In the case of Giesecke & Devrient v Minister of Safety and Security (Supreme Court of Appeal of South Africa) the main issue was admissibility of hearsay as evidence as per s 3(1)(c) of the Law of Evidence Amendment Act 45 of 1988. Giesecke & Devrient was the appellant while Minister of Safety and Security was the respondent. In the case, it was ruled that hearsay could not be admitted as evidence.

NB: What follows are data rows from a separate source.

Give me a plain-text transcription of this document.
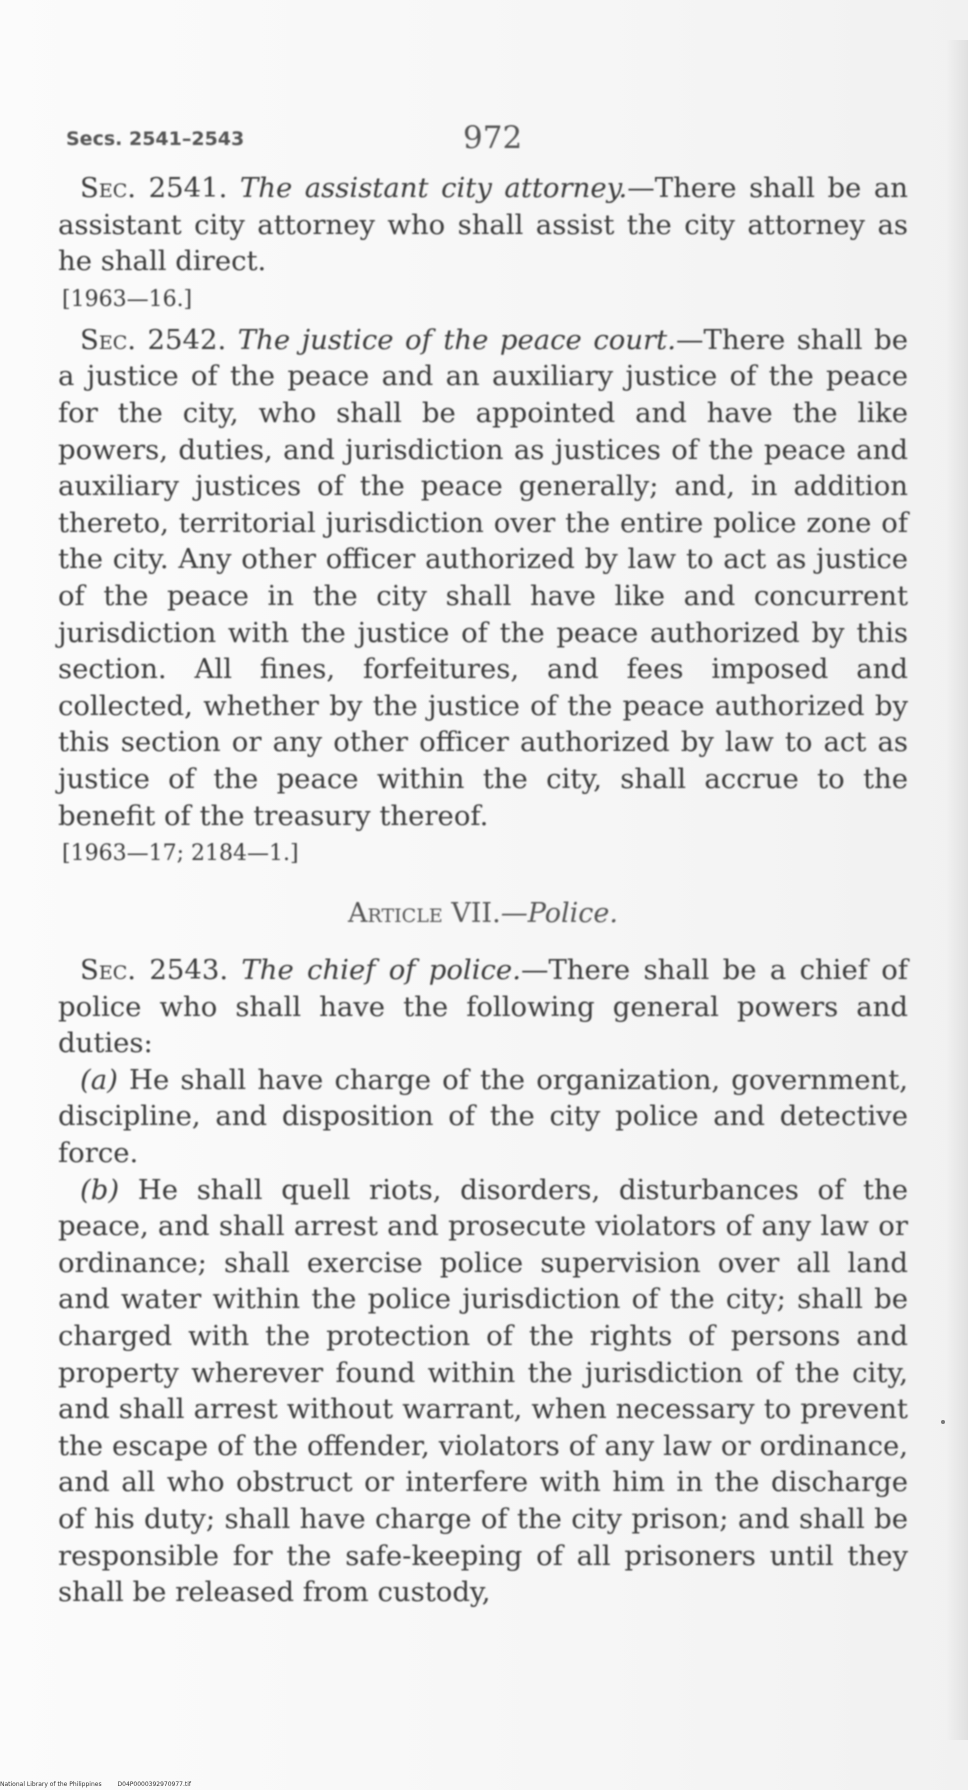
Secs. 2541–2543	972

Sec. 2541. The assistant city attorney.—There shall be an assistant city attorney who shall assist the city attorney as he shall direct.

[1963—16.]

Sec. 2542. The justice of the peace court.—There shall be a justice of the peace and an auxiliary justice of the peace for the city, who shall be appointed and have the like powers, duties, and jurisdiction as justices of the peace and auxiliary justices of the peace generally; and, in addition thereto, territorial jurisdiction over the entire police zone of the city. Any other officer authorized by law to act as justice of the peace in the city shall have like and concurrent jurisdiction with the justice of the peace authorized by this section. All fines, forfeitures, and fees imposed and collected, whether by the justice of the peace authorized by this section or any other officer authorized by law to act as justice of the peace within the city, shall accrue to the benefit of the treasury thereof.

[1963—17; 2184—1.]

Article VII.—Police.

Sec. 2543. The chief of police.—There shall be a chief of police who shall have the following general powers and duties:

(a) He shall have charge of the organization, government, discipline, and disposition of the city police and detective force.

(b) He shall quell riots, disorders, disturbances of the peace, and shall arrest and prosecute violators of any law or ordinance; shall exercise police supervision over all land and water within the police jurisdiction of the city; shall be charged with the protection of the rights of persons and property wherever found within the jurisdiction of the city, and shall arrest without warrant, when necessary to prevent the escape of the offender, violators of any law or ordinance, and all who obstruct or interfere with him in the discharge of his duty; shall have charge of the city prison; and shall be responsible for the safe-keeping of all prisoners until they shall be released from custody,

National Library of the Philippines	D04P0000392970977.tif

The appellant was involved in the provision of cash processing as well as security services for a number of clients including banks and casinos. One of its clients was the owner of a casino. The appellant maintained a secure cash center in the basement of the casino where cash received in the casino was kept. One day, a robbery took place in the secure cash center operated by the appellant which resulted in a loss of R24 million. Pursuant to the terms of contract with the owner, the appellant was held responsible for the loss of cash. Investigations conducted showed that one of the casino employee, a Mr. Solomon Dube, took part in the armed robbery. Upon interrogation, Dube alleged that police were involved in the robbery. On learning that police were involved, the appellant issued summons to the Minister of Safety and Security, the respondent, for the losses it had suffered. The appellant sought full remedy for the loss from the respondent on grounds that Kgathi, the policeman alleged to have been involved in the robbery incident, was acting within the scope of his employment as a member of the police and for that reason the respondent was responsible. Besides the main claim of R24 million, the appellant also made another claim from the respondent amounting to R4.2 million. The claim was based on the allegation that Kgathi in collusion with two other members of the police, Naidoo and Govender, recovered the stolen money from the robbers but took part of it instead of handing it over to the appellant. According to the appellant, the respondent was vicariously liable for the acts of the policemen.
After presenting evidence, the main claim and alternative claim made by the appellant were dismissed. The claims were dismissed on the grounds that the major part of the appellant’s case relied on hearsay statements provided by people who were alleged to have participated in the robbery. Further, the alleged participants did not participate in giving evidence at the time of trial. Investigations conducted through another agency, Fedisa, and led by Botha resulted in the imprisonment of the police officers, Kgathi, Naidoo, and Govender. However, in the casino robbery incident, they were acquitted. They were acquitted because Dube and Gumede, the two witnesses who were to give evidence, were not present during the trial. It was therefore held that because the casino incident largely relied on the statement of the two witnesses, the three policemen could not be convicted.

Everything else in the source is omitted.